Avec « Céline, La race, Le Juif. Légende littéraire et vérité historique » publié le 6 février chez Fayard, l’historienne Annick DURAFFOUR et le philosophe Pierre-André TAGUIEFF livrent près de 1200 pages qui auront nécessité quinze années de travaux sur l’auteur du Voyage au bout de la nuit, faisant référence à son antisémitisme obsessionnel et son rôle de collaborateur engagé auprès des nazis. Pour les deux auteurs CELINE n'a pas collaboré que par des mots mais aussi par des actes. Durant l’Occupation, il fera rééditer ses deux premiers pamphlets en obtenant de Karl EPTING, directeur de l’Institut allemand (ci-contre), les tonnes de papier nécessaires à l'opération. Il en profitera pour ajouter à la réédition des photos, la plupart étant des photos de propagande qui ridiculisaient, souvent indignement, l’ennemi anglais, gaulliste, juif ou franc-maçon. Il est aujourd'hui démontré que CELINE aura rencontré beaucoup de hauts responsables SS : BOEMELBURG qui dirigeait la Gestapo en France, Hans GRIMM qui dirigeait l’antenne du SD (Service de sécurité) à Rennes, et surtout Hermann BICKLER dont il était l’ami : ce colonel de la SS dirigera à partir de 1943 le bureau VI du SD, service des renseignements politiques pour l’Europe occidentale.
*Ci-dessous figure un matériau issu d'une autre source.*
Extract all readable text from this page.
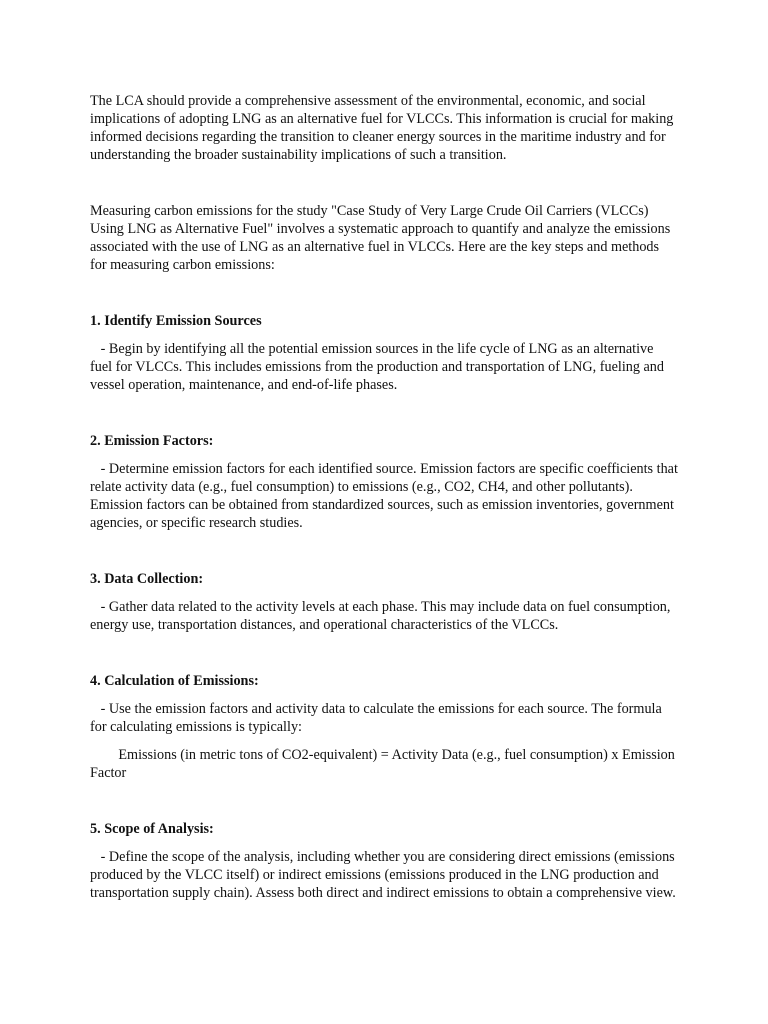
The LCA should provide a comprehensive assessment of the environmental, economic, and social implications of adopting LNG as an alternative fuel for VLCCs. This information is crucial for making informed decisions regarding the transition to cleaner energy sources in the maritime industry and for understanding the broader sustainability implications of such a transition.

Measuring carbon emissions for the study "Case Study of Very Large Crude Oil Carriers (VLCCs) Using LNG as Alternative Fuel" involves a systematic approach to quantify and analyze the emissions associated with the use of LNG as an alternative fuel in VLCCs. Here are the key steps and methods for measuring carbon emissions:

1. Identify Emission Sources

- Begin by identifying all the potential emission sources in the life cycle of LNG as an alternative fuel for VLCCs. This includes emissions from the production and transportation of LNG, fueling and vessel operation, maintenance, and end-of-life phases.

2. Emission Factors:

- Determine emission factors for each identified source. Emission factors are specific coefficients that relate activity data (e.g., fuel consumption) to emissions (e.g., CO2, CH4, and other pollutants). Emission factors can be obtained from standardized sources, such as emission inventories, government agencies, or specific research studies.

3. Data Collection:

- Gather data related to the activity levels at each phase. This may include data on fuel consumption, energy use, transportation distances, and operational characteristics of the VLCCs.

4. Calculation of Emissions:

- Use the emission factors and activity data to calculate the emissions for each source. The formula for calculating emissions is typically:

Emissions (in metric tons of CO2-equivalent) = Activity Data (e.g., fuel consumption) x Emission Factor

5. Scope of Analysis:

- Define the scope of the analysis, including whether you are considering direct emissions (emissions produced by the VLCC itself) or indirect emissions (emissions produced in the LNG production and transportation supply chain). Assess both direct and indirect emissions to obtain a comprehensive view.
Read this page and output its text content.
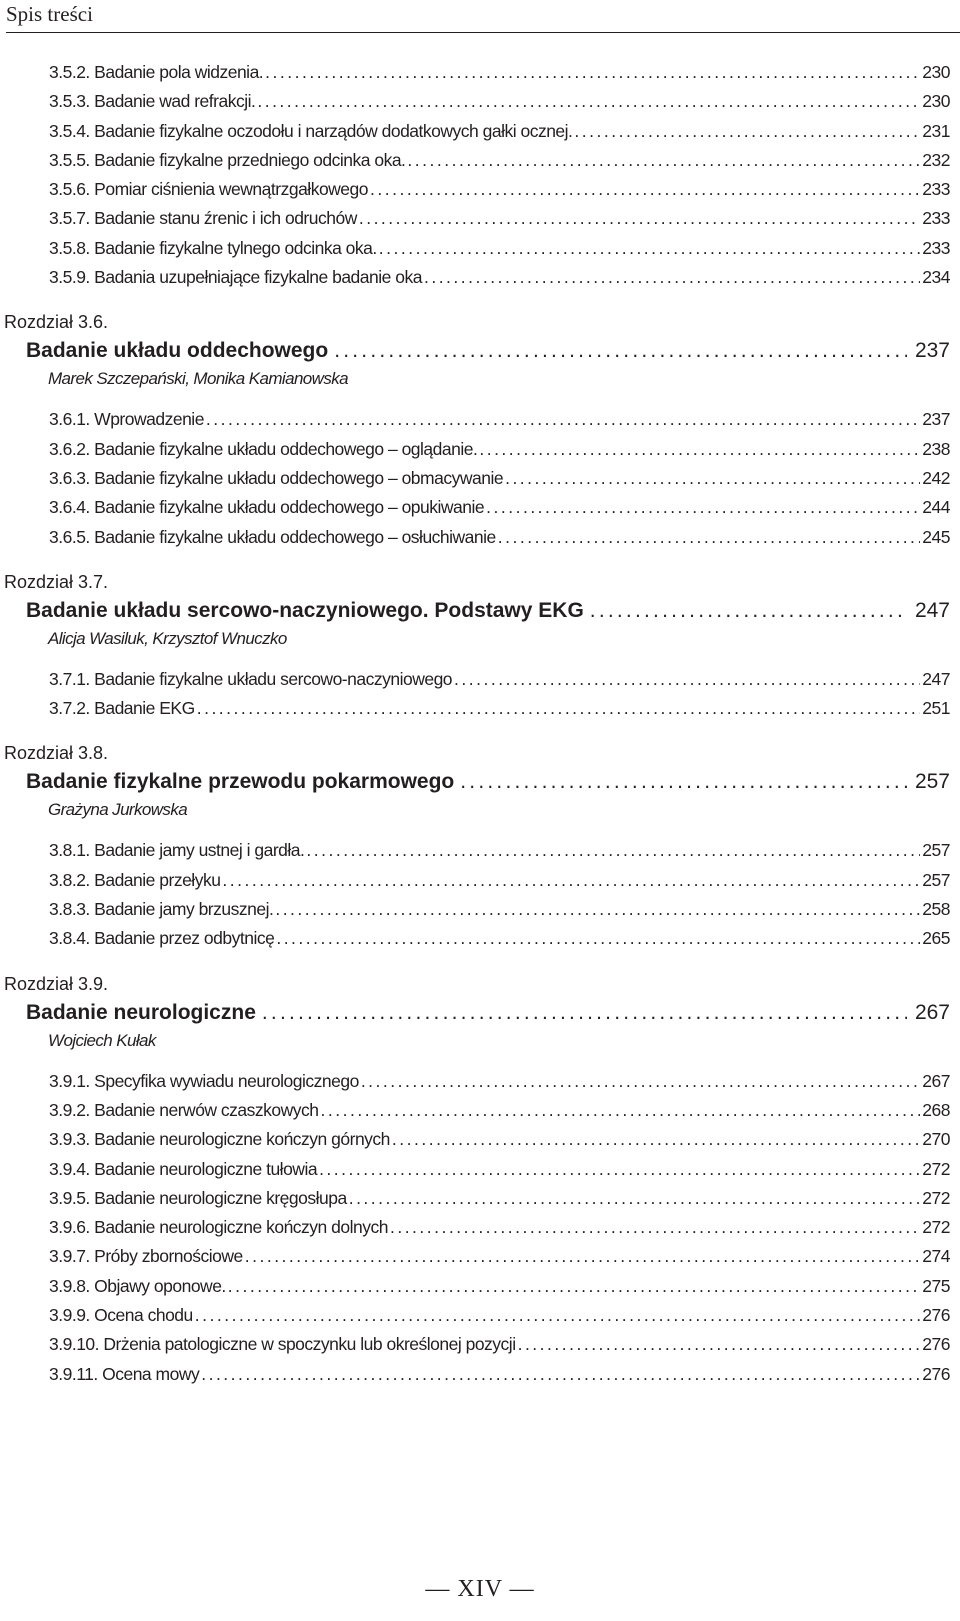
Spis treści
3.5.2. Badanie pola widzenia. .....	230
3.5.3. Badanie wad refrakcji. .....	230
3.5.4. Badanie fizykalne oczodołu i narządów dodatkowych gałki ocznej. .....	231
3.5.5. Badanie fizykalne przedniego odcinka oka. .....	232
3.5.6. Pomiar ciśnienia wewnątrzgałkowego .....	233
3.5.7. Badanie stanu źrenic i ich odruchów .....	233
3.5.8. Badanie fizykalne tylnego odcinka oka. .....	233
3.5.9. Badania uzupełniające fizykalne badanie oka .....	234
Rozdział 3.6.
Badanie układu oddechowego .....	237
Marek Szczepański, Monika Kamianowska
3.6.1. Wprowadzenie .....	237
3.6.2. Badanie fizykalne układu oddechowego – oglądanie. .....	238
3.6.3. Badanie fizykalne układu oddechowego – obmacywanie .....	242
3.6.4. Badanie fizykalne układu oddechowego – opukiwanie .....	244
3.6.5. Badanie fizykalne układu oddechowego – osłuchiwanie .....	245
Rozdział 3.7.
Badanie układu sercowo-naczyniowego. Podstawy EKG .....	247
Alicja Wasiluk, Krzysztof Wnuczko
3.7.1. Badanie fizykalne układu sercowo-naczyniowego .....	247
3.7.2. Badanie EKG .....	251
Rozdział 3.8.
Badanie fizykalne przewodu pokarmowego .....	257
Grażyna Jurkowska
3.8.1. Badanie jamy ustnej i gardła. .....	257
3.8.2. Badanie przełyku .....	257
3.8.3. Badanie jamy brzusznej. .....	258
3.8.4. Badanie przez odbytnicę .....	265
Rozdział 3.9.
Badanie neurologiczne .....	267
Wojciech Kułak
3.9.1. Specyfika wywiadu neurologicznego .....	267
3.9.2. Badanie nerwów czaszkowych .....	268
3.9.3. Badanie neurologiczne kończyn górnych .....	270
3.9.4. Badanie neurologiczne tułowia .....	272
3.9.5. Badanie neurologiczne kręgosłupa .....	272
3.9.6. Badanie neurologiczne kończyn dolnych .....	272
3.9.7. Próby zbornościowe .....	274
3.9.8. Objawy oponowe. .....	275
3.9.9. Ocena chodu .....	276
3.9.10. Drżenia patologiczne w spoczynku lub określonej pozycji .....	276
3.9.11. Ocena mowy .....	276
— XIV —
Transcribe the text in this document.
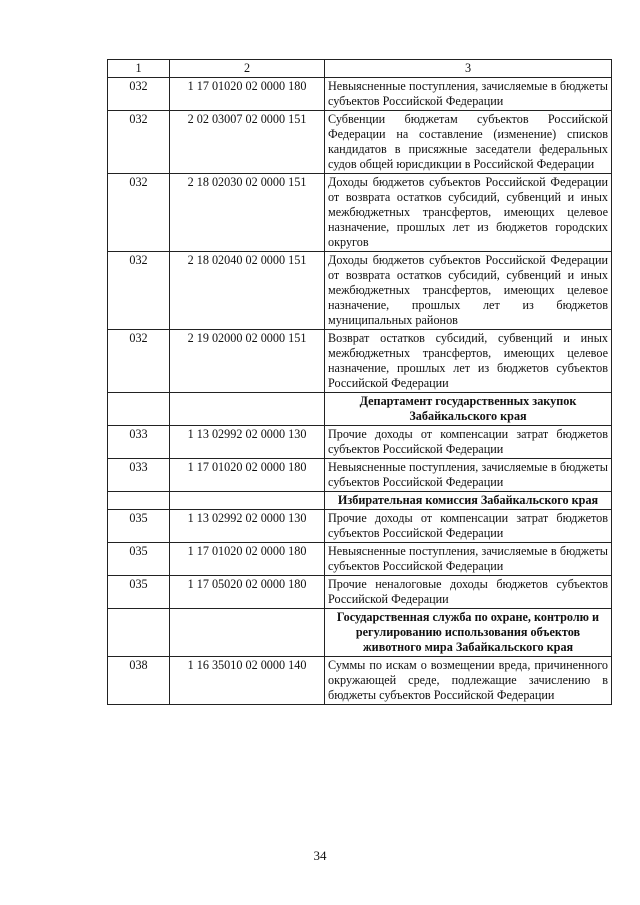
1	2	3
032	1 17 01020 02 0000 180	Невыясненные поступления, зачисляемые в бюджеты субъектов Российской Федерации
032	2 02 03007 02 0000 151	Субвенции бюджетам субъектов Российской Федерации на составление (изменение) списков кандидатов в присяжные заседатели федеральных судов общей юрисдикции в Российской Федерации
032	2 18 02030 02 0000 151	Доходы бюджетов субъектов Российской Федерации от возврата остатков субсидий, субвенций и иных межбюджетных трансфертов, имеющих целевое назначение, прошлых лет из бюджетов городских округов
032	2 18 02040 02 0000 151	Доходы бюджетов субъектов Российской Федерации от возврата остатков субсидий, субвенций и иных межбюджетных трансфертов, имеющих целевое назначение, прошлых лет из бюджетов муниципальных районов
032	2 19 02000 02 0000 151	Возврат остатков субсидий, субвенций и иных межбюджетных трансфертов, имеющих целевое назначение, прошлых лет из бюджетов субъектов Российской Федерации
		Департамент государственных закупок Забайкальского края
033	1 13 02992 02 0000 130	Прочие доходы от компенсации затрат бюджетов субъектов Российской Федерации
033	1 17 01020 02 0000 180	Невыясненные поступления, зачисляемые в бюджеты субъектов Российской Федерации
		Избирательная комиссия Забайкальского края
035	1 13 02992 02 0000 130	Прочие доходы от компенсации затрат бюджетов субъектов Российской Федерации
035	1 17 01020 02 0000 180	Невыясненные поступления, зачисляемые в бюджеты субъектов Российской Федерации
035	1 17 05020 02 0000 180	Прочие неналоговые доходы бюджетов субъектов Российской Федерации
		Государственная служба по охране, контролю и регулированию использования объектов животного мира Забайкальского края
038	1 16 35010 02 0000 140	Суммы по искам о возмещении вреда, причиненного окружающей среде, подлежащие зачислению в бюджеты субъектов Российской Федерации
34
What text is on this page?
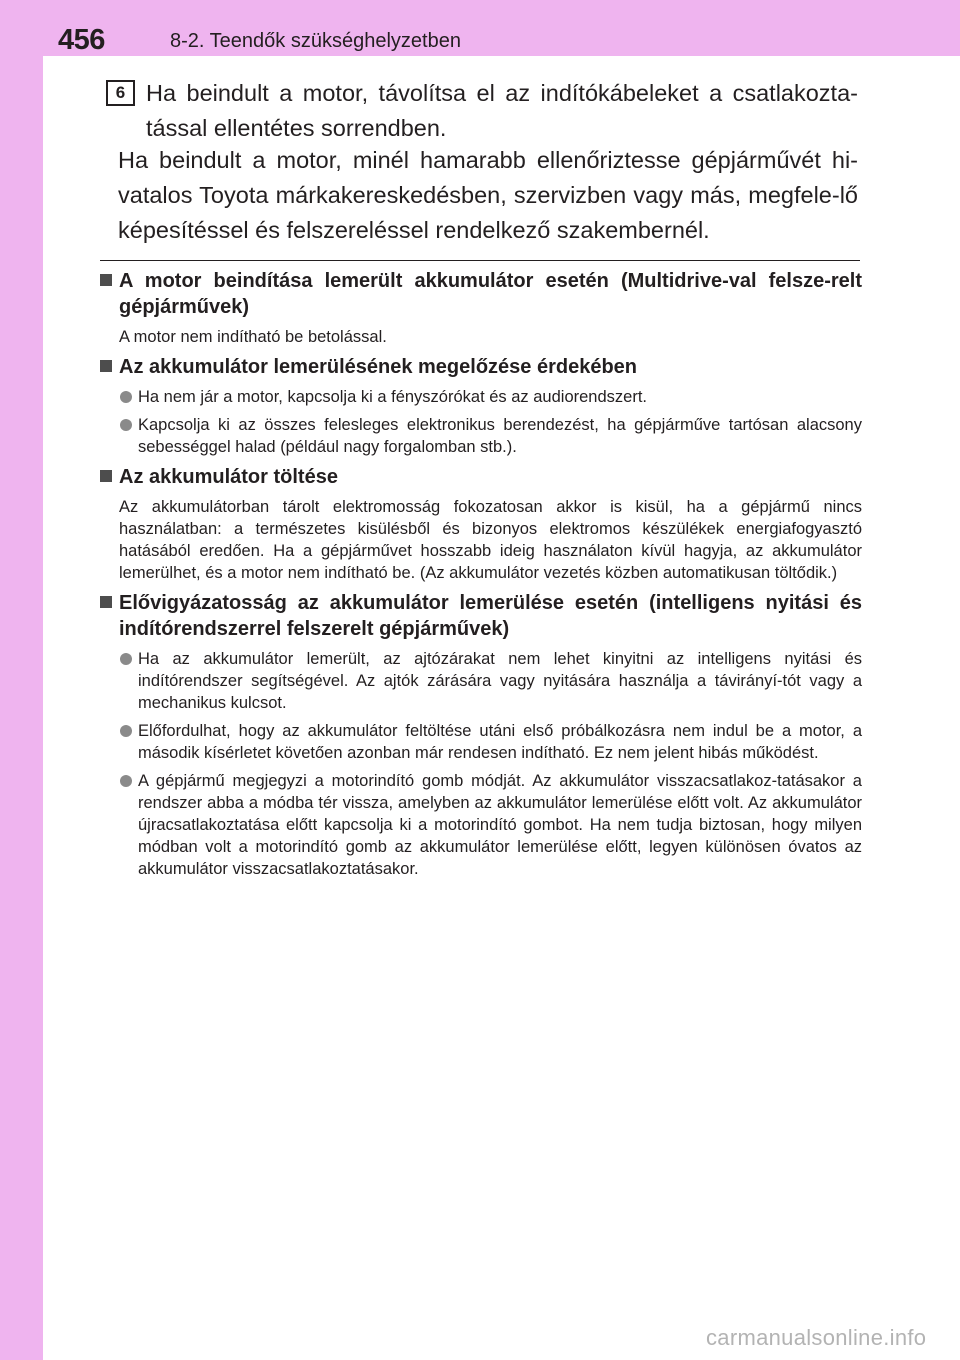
456	8-2. Teendők szükséghelyzetben
6 Ha beindult a motor, távolítsa el az indítókábeleket a csatlakozta-tással ellentétes sorrendben.
Ha beindult a motor, minél hamarabb ellenőriztesse gépjárművét hi-vatalos Toyota márkakereskedésben, szervizben vagy más, megfele-lő képesítéssel és felszereléssel rendelkező szakembernél.
A motor beindítása lemerült akkumulátor esetén (Multidrive-val felsze-relt gépjárművek)
A motor nem indítható be betolással.
Az akkumulátor lemerülésének megelőzése érdekében
Ha nem jár a motor, kapcsolja ki a fényszórókat és az audiorendszert.
Kapcsolja ki az összes felesleges elektronikus berendezést, ha gépjárműve tartósan alacsony sebességgel halad (például nagy forgalomban stb.).
Az akkumulátor töltése
Az akkumulátorban tárolt elektromosság fokozatosan akkor is kisül, ha a gépjármű nincs használatban: a természetes kisülésből és bizonyos elektromos készülékek energiafogyasztó hatásából eredően. Ha a gépjárművet hosszabb ideig használaton kívül hagyja, az akkumulátor lemerülhet, és a motor nem indítható be. (Az akkumulátor vezetés közben automatikusan töltődik.)
Elővigyázatosság az akkumulátor lemerülése esetén (intelligens nyitási és indítórendszerrel felszerelt gépjárművek)
Ha az akkumulátor lemerült, az ajtózárakat nem lehet kinyitni az intelligens nyitási és indítórendszer segítségével. Az ajtók zárására vagy nyitására használja a távirányí-tót vagy a mechanikus kulcsot.
Előfordulhat, hogy az akkumulátor feltöltése utáni első próbálkozásra nem indul be a motor, a második kísérletet követően azonban már rendesen indítható. Ez nem jelent hibás működést.
A gépjármű megjegyzi a motorindító gomb módját. Az akkumulátor visszacsatlakoz-tatásakor a rendszer abba a módba tér vissza, amelyben az akkumulátor lemerülése előtt volt. Az akkumulátor újracsatlakoztatása előtt kapcsolja ki a motorindító gombot. Ha nem tudja biztosan, hogy milyen módban volt a motorindító gomb az akkumulátor lemerülése előtt, legyen különösen óvatos az akkumulátor visszacsatlakoztatásakor.
carmanualsonline.info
Dans les colonnes de l'Express, DURAFFOUR et TAGUIEFF détailleront certaines de leurs découvertes, révélant un personnage d’une extrême veulerie, Ce que démontrent les révélations d'un nazi, Helmut KNOCHEN puisque ce dernier répertoriait CELINE comme ayant été comme quelques autres un agent SD (Service de Sécurité Allemand créé par HEYDRICH). KNOCHEN qui dirigeait à ce titre les structures françaises et belges de ce service, d'abord condamné à mort après avoir été jugé en France sera gracié par le Président AURIOL. Partisan de la LVF de DORIOT, on dit aussi que CELINE aurait participé à la dénonciation de plusieurs Juifs comme ce docteur Joseph HOGARTH d’origine haïtienne dont le médecin qu'il était voulait récupérer un poste dans un dispensaire à Bezons, ce qui l'amènera à le dénoncer aux autorités vychistes parce qu'il était juif. En mars 1941 CELINE s'en prendra à Robert DESNOS et au Dr MACKIEWICZ, secrétaire des médecins de Seine-et-Oise, ou Serge LIFAR. Cela lui vaudra d'être frappé d'indignité nationale après la guerre. Réfugié en juin 1944 à Sigmaringen avec d'autres Pétainistes, il sera emprisonné au Danemark avant d'être jugé en France puis amnistié grâce à une astuce mémorable de son avocat TIXIER-VIGNANCOURT qui présentera un dossier d'amnistie au nom de DESTOUCHES jouant sur la méconnaissance patronymique de certains des intervenants judiciaires. Il ouvrira alors un cabinet médical, dans une maison, au 25 ter. Route des Gardes à Meudon.